Holbrook Andrew J
UCLA Biostatistics.
J Comput Graph Stat. 2023;32(4):1402-1415. doi: 10.1080/10618600.2023.2195890. Epub 2023 Apr 21.
We propose a novel hybrid quantum computing strategy for parallel MCMC algorithms that generate multiple proposals at each step. This strategy makes the rate-limiting step within parallel MCMC amenable to quantum parallelization by using the Gumbel-max trick to turn the generalized accept-reject step into a discrete optimization problem. When combined with new insights from the parallel MCMC literature, such an approach allows us to embed target density evaluations within a well-known extension of Grover's quantum search algorithm.
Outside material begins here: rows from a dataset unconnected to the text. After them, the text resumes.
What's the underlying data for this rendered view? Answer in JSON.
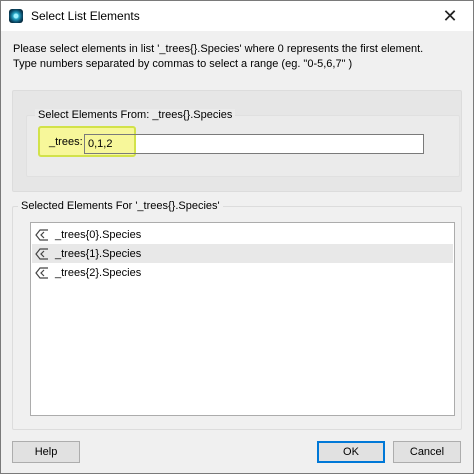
{
  "window": {
    "title": "Select List Elements",
    "close_glyph": "✕"
  },
  "instructions": {
    "line1": "Please select elements in list '_trees{}.Species' where 0 represents the first element.",
    "line2": "Type numbers separated by commas to select a range (eg. \"0-5,6,7\" )"
  },
  "select_group": {
    "legend": "Select Elements From: _trees{}.Species",
    "field_label": "_trees:",
    "field_value": "0,1,2"
  },
  "selected_group": {
    "legend": "Selected Elements For '_trees{}.Species'",
    "items": [
      {
        "label": "_trees{0}.Species",
        "icon": "list-tag-icon"
      },
      {
        "label": "_trees{1}.Species",
        "icon": "list-tag-icon"
      },
      {
        "label": "_trees{2}.Species",
        "icon": "list-tag-icon"
      }
    ]
  },
  "buttons": {
    "help": "Help",
    "ok": "OK",
    "cancel": "Cancel"
  },
  "colors": {
    "highlight_fill": "#f7f79a",
    "highlight_border": "#d2e24a",
    "ok_border": "#0078d7"
  }
}
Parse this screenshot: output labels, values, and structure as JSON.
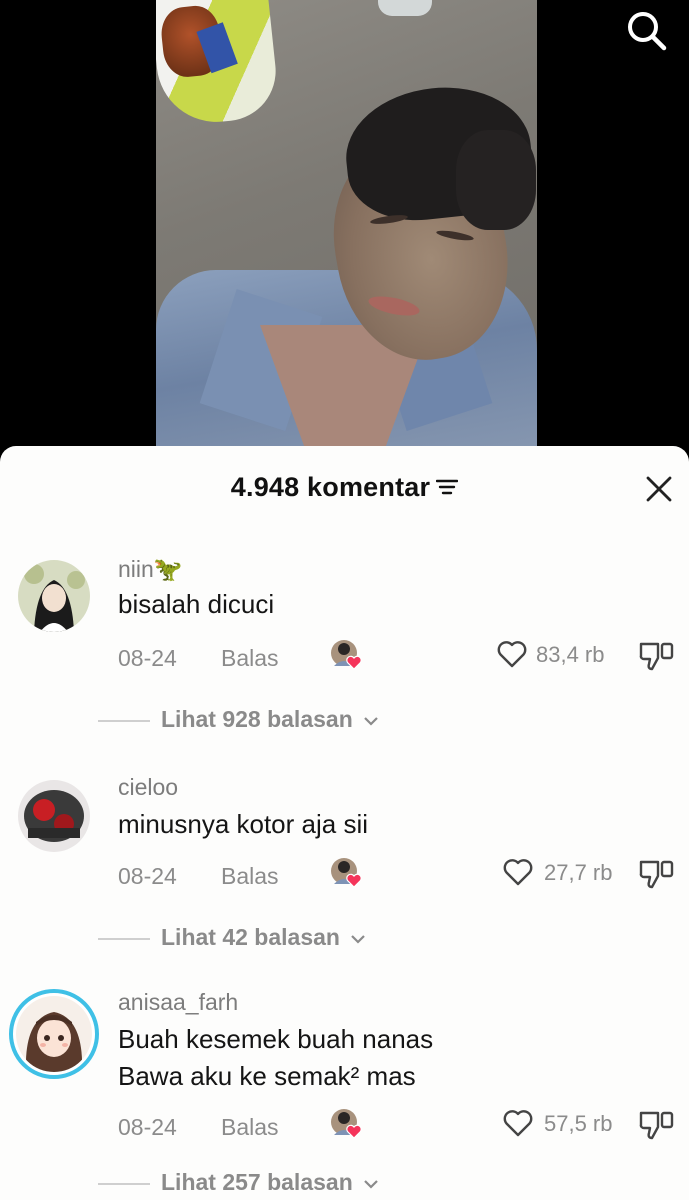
{
  "header": {
    "comment_count_label": "4.948 komentar"
  },
  "icons": {
    "search": "search-icon",
    "sort": "sort-lines-icon",
    "close": "close-icon",
    "like": "heart-outline-icon",
    "dislike": "thumbs-down-icon",
    "creator_liked": "creator-avatar-heart-icon",
    "chevron": "chevron-down-icon"
  },
  "colors": {
    "creator_heart": "#f5345a",
    "avatar_ring": "#3fc0e6",
    "sheet_bg": "#fdfdfc"
  },
  "comments": [
    {
      "username": "niin🦖",
      "text": "bisalah dicuci",
      "date": "08-24",
      "reply_label": "Balas",
      "likes": "83,4 rb",
      "view_replies": "Lihat 928 balasan"
    },
    {
      "username": "cieloo",
      "text": "minusnya kotor aja sii",
      "date": "08-24",
      "reply_label": "Balas",
      "likes": "27,7 rb",
      "view_replies": "Lihat 42 balasan"
    },
    {
      "username": "anisaa_farh",
      "text": "Buah kesemek buah nanas\nBawa aku ke semak² mas",
      "date": "08-24",
      "reply_label": "Balas",
      "likes": "57,5 rb",
      "view_replies": "Lihat 257 balasan"
    }
  ]
}
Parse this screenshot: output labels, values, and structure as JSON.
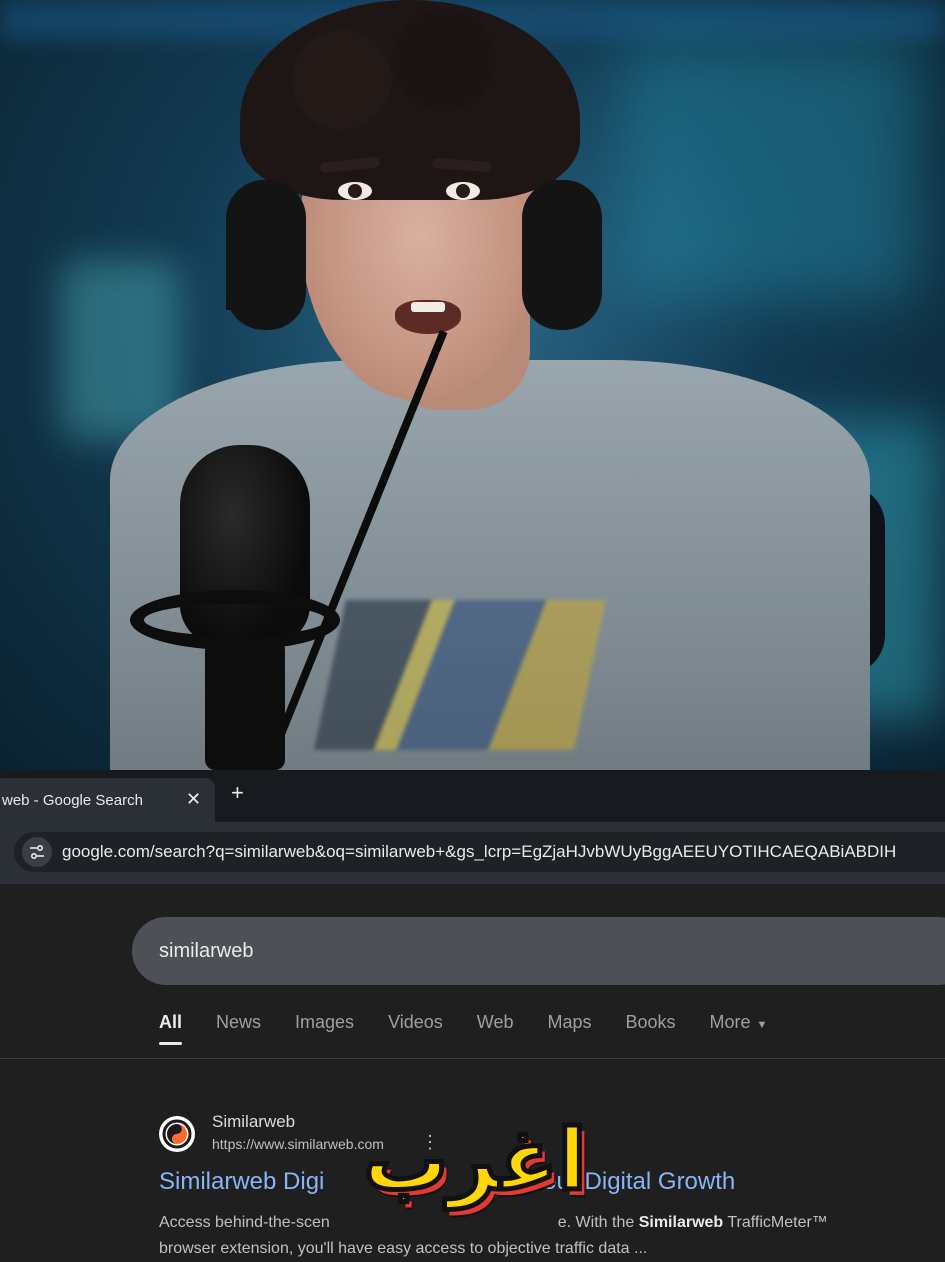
{
  "browser": {
    "tab": {
      "title": "web - Google Search"
    },
    "address_bar": {
      "url": "google.com/search?q=similarweb&oq=similarweb+&gs_lcrp=EgZjaHJvbWUyBggAEEUYOTIHCAEQABiABDIH"
    }
  },
  "search": {
    "query": "similarweb",
    "tabs": [
      {
        "label": "All",
        "active": true
      },
      {
        "label": "News",
        "active": false
      },
      {
        "label": "Images",
        "active": false
      },
      {
        "label": "Videos",
        "active": false
      },
      {
        "label": "Web",
        "active": false
      },
      {
        "label": "Maps",
        "active": false
      },
      {
        "label": "Books",
        "active": false
      },
      {
        "label": "More",
        "active": false
      }
    ]
  },
  "result": {
    "site_name": "Similarweb",
    "site_url": "https://www.similarweb.com",
    "title_left": "Similarweb Digi",
    "title_right": "Your Digital Growth",
    "snippet_part1": "Access behind-the-scen",
    "snippet_part2": "e. With the",
    "snippet_bold1": "Similarweb",
    "snippet_part3": "TrafficMeter™",
    "snippet_line2": "browser extension, you'll have easy access to objective traffic data ..."
  },
  "caption": {
    "text": "اغرب"
  },
  "colors": {
    "link": "#8ab4f8",
    "caption_fill": "#ffd60a",
    "caption_shadow": "#e53935",
    "page_bg": "#1f1f1f"
  }
}
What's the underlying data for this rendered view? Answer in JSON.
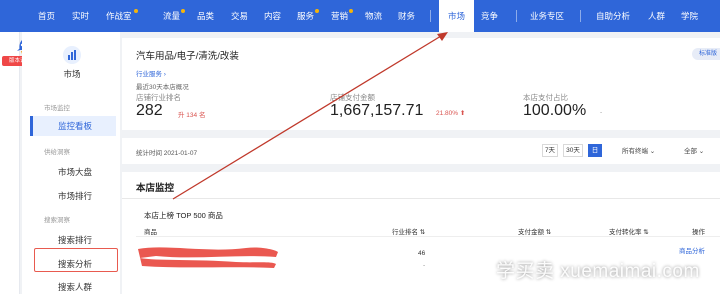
{
  "nav": {
    "items": [
      "首页",
      "实时",
      "作战室",
      "流量",
      "品类",
      "交易",
      "内容",
      "服务",
      "营销",
      "物流",
      "财务",
      "市场",
      "竞争",
      "业务专区",
      "自助分析",
      "人群",
      "学院"
    ],
    "active": "市场"
  },
  "rail": {
    "version_label": "版本说明"
  },
  "sidebar": {
    "module_label": "市场",
    "groups": [
      "市场监控",
      "供给洞察",
      "搜索洞察"
    ],
    "items": [
      "监控看板",
      "市场大盘",
      "市场排行",
      "搜索排行",
      "搜索分析",
      "搜索人群"
    ],
    "active_item": "监控看板",
    "highlighted_item": "搜索分析"
  },
  "overview": {
    "breadcrumb": "汽车用品/电子/清洗/改装",
    "industry_link": "行业服务 ›",
    "standard_badge": "标准版",
    "range_caption": "最近30天本店概况",
    "rank_label": "店铺行业排名",
    "rank_value": "282",
    "rank_change": "升 134 名",
    "pay_label": "店铺支付金额",
    "pay_value": "1,667,157.71",
    "pay_change": "21.80% ⬆",
    "share_label": "本店支付占比",
    "share_value": "100.00%",
    "share_change": "-"
  },
  "filter_bar": {
    "stat_time": "统计时间 2021-01-07",
    "ranges": [
      "7天",
      "30天",
      "日"
    ],
    "active_range": "日",
    "terminal_select": "所有终端 ⌄",
    "scope_select": "全部 ⌄"
  },
  "monitor": {
    "title": "本店监控",
    "list_title": "本店上榜 TOP 500 商品",
    "columns": [
      "商品",
      "行业排名 ⇅",
      "支付金额 ⇅",
      "支付转化率 ⇅",
      "操作"
    ],
    "rows": [
      {
        "rank": "46",
        "rank_change": "-",
        "action": "商品分析"
      }
    ]
  },
  "watermark": "学买卖 xuemaimai.com",
  "colors": {
    "brand": "#2f66d9",
    "alert": "#e85a4f",
    "up": "#d9534f"
  }
}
Letting . In the following, we review the rudiments of quantum computing, quantum search and the Gumbel-max trick in order to elucidate their combination for as wide a readership as possible.
我们提出了一种用于并行MCMC算法的新型混合量子计算策略,该算法在每一步生成多个提议。通过使用Gumbel-max技巧将广义接受-拒绝步骤转化为离散优化问题,此策略使并行MCMC中的速率限制步骤适合量子并行化。当与并行MCMC文献中的新见解相结合时,这种方法使我们能够将目标密度评估嵌入到格罗弗量子搜索算法的一个著名扩展中。设 。接下来,我们回顾量子计算、量子搜索和Gumbel-max技巧的基本原理,以便尽可能广泛的读者群体阐明它们的结合。